You can put on both but most just do on CC. Thats where I did it


----------



## unclebubbassmokinpit (Nov 10, 2021)

Start with the cooking chamber on the gasket material, if you have enough then do the firebox as well. The clamps go on the door to the cooking chamber and the grommets go into the side of the cooking chamber


----------



## sdewitt (Nov 10, 2021)

unclebubbassmokinpit said:


> Start with the cooking chamber on the gasket material, if you have enough then do the firebox as well. The clamps go on the door to the cooking chamber and the grommets go into the side of the cooking chamber


Forgive my stupidity, cooking chamber is where I put the meat, not where the smoke is originating from?


----------



## unclebubbassmokinpit (Nov 10, 2021)

correct


----------



## golfpro2301 (Nov 10, 2021)

Look around on youtube university. That is a popular entry level offset and plenty of vids showing mods you can watch


----------



## sdewitt (Nov 18, 2021)

Does these look right?
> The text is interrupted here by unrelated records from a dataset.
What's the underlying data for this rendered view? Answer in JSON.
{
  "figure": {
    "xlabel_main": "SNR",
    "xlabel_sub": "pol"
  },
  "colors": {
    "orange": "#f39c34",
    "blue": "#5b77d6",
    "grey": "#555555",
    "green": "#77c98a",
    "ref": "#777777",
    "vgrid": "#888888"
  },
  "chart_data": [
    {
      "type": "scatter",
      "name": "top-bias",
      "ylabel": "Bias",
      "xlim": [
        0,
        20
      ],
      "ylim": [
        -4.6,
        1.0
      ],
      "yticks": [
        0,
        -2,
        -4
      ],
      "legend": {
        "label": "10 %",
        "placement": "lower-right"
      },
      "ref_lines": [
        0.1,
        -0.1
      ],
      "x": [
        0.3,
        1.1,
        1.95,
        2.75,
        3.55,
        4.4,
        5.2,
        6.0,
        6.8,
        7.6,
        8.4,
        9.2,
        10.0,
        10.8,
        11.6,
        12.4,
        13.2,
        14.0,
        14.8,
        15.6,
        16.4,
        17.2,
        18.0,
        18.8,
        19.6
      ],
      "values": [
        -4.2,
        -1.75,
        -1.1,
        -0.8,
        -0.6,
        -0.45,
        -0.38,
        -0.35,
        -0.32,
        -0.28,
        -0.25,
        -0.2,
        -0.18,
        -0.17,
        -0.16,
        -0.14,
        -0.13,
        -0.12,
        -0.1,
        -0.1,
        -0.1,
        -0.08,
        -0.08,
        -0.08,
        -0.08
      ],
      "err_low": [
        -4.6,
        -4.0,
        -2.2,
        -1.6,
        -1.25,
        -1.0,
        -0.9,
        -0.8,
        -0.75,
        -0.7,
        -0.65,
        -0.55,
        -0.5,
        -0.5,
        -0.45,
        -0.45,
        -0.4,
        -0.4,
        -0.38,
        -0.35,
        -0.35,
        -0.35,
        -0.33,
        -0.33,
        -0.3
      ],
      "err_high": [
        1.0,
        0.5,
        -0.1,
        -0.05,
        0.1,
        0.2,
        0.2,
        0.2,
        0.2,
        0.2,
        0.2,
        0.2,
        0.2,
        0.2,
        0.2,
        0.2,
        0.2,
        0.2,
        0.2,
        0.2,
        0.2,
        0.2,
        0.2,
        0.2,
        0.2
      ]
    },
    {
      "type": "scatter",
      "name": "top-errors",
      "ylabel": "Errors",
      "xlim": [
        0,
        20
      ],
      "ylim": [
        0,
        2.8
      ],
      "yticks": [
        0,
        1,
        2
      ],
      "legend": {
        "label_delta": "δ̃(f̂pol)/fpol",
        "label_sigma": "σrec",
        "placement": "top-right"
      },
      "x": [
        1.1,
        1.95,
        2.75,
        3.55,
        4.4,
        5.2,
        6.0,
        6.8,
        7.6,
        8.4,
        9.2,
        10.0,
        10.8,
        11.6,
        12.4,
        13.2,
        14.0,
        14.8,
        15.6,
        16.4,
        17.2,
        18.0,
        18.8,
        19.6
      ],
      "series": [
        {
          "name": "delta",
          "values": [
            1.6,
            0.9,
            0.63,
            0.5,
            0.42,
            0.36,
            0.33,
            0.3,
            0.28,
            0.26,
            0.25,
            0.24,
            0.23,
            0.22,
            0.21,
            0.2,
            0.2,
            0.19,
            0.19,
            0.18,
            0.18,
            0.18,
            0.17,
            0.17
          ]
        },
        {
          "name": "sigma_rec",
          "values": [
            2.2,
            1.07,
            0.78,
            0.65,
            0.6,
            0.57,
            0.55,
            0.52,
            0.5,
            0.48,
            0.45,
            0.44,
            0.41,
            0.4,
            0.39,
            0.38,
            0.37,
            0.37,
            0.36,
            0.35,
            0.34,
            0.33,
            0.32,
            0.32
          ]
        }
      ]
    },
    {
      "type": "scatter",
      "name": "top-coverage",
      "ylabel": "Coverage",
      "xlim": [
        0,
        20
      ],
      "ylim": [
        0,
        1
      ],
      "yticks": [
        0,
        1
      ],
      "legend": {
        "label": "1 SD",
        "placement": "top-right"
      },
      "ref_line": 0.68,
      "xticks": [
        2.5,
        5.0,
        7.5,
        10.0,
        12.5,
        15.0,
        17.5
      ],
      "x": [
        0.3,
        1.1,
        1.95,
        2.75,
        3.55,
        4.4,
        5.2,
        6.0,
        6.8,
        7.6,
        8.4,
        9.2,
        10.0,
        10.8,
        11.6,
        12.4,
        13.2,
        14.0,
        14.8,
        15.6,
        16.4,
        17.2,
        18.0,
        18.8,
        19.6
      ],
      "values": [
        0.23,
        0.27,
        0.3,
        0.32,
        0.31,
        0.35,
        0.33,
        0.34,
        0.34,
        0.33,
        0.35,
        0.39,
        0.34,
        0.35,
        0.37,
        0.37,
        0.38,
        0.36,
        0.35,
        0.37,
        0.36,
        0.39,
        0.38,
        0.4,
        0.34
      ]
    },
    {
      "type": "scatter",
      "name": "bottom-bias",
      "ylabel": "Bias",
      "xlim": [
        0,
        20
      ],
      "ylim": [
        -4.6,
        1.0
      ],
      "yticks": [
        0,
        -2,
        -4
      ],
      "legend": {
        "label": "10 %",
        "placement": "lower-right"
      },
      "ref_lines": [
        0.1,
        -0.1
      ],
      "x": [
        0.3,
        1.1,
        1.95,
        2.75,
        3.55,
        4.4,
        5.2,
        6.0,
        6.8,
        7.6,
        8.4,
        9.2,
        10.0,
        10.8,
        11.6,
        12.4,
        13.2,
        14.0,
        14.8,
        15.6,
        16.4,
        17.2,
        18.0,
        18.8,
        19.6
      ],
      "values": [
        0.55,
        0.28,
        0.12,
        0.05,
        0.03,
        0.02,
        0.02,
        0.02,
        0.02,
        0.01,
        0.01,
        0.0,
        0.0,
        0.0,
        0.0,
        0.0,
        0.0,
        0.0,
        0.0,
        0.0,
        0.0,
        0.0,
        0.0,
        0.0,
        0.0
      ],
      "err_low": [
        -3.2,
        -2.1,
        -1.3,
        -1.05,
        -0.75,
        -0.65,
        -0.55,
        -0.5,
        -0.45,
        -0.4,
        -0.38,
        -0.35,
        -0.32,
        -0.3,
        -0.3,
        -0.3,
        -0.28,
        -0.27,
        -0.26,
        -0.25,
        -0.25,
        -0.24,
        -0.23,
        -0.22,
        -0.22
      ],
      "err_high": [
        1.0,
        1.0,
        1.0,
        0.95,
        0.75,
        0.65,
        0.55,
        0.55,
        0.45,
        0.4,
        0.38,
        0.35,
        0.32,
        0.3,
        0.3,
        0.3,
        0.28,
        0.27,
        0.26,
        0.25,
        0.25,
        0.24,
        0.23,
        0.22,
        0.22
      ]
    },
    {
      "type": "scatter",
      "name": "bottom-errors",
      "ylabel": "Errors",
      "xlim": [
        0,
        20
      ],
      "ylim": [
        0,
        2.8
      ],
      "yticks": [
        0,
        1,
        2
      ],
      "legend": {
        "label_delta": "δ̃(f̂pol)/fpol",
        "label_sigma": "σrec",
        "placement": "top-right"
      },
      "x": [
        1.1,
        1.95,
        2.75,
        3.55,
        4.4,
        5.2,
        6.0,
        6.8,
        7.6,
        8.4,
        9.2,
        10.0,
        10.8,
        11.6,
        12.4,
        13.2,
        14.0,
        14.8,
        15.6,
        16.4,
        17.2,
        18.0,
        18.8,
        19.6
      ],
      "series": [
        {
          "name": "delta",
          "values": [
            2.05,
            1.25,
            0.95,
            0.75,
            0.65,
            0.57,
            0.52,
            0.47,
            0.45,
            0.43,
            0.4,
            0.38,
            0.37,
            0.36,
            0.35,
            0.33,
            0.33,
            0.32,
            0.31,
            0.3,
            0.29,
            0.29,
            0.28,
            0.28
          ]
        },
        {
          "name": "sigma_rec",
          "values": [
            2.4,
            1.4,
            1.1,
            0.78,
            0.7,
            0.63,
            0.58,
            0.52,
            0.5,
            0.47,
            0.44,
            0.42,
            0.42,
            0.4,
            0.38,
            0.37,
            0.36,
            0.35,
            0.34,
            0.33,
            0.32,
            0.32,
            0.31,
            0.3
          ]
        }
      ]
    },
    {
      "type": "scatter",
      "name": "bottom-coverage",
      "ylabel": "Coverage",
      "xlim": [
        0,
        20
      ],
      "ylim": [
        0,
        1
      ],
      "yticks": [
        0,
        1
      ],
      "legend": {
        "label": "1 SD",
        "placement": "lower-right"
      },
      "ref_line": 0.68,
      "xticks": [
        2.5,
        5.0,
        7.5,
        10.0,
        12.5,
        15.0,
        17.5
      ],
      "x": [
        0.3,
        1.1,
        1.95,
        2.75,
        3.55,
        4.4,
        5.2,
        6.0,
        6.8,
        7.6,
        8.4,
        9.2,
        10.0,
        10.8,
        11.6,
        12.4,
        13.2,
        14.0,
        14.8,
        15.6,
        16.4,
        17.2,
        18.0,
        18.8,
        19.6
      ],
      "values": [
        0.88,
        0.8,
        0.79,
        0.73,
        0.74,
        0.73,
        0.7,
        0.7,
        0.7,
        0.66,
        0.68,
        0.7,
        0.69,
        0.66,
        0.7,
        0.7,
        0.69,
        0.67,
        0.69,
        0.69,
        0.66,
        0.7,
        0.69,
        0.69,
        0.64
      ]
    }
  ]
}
Shouldn’t I not be able to see any of the gray (gasket cover) once it’s closed? My doors might (might)  be slightly more open with these than without, so I’m wondering if I’m over reacting, or not doing right


----------



## fxsales1959 (Nov 18, 2021)

sdewitt said:


> Hi all,
> 
> I have an Oklahoma Joe Longhorne combo grill, pics to follow, and I have some questions about mods.
> 
> ...


I'm a total tightwad, and don't have the combo,  but got my latches at harbor freight for $5 each. put one on each corner of  the cooking chamber on my highland reverse flow.


----------



## golfpro2301 (Nov 18, 2021)

That looks right. Sometimes they will show and others it wont. Mine show all the way around


----------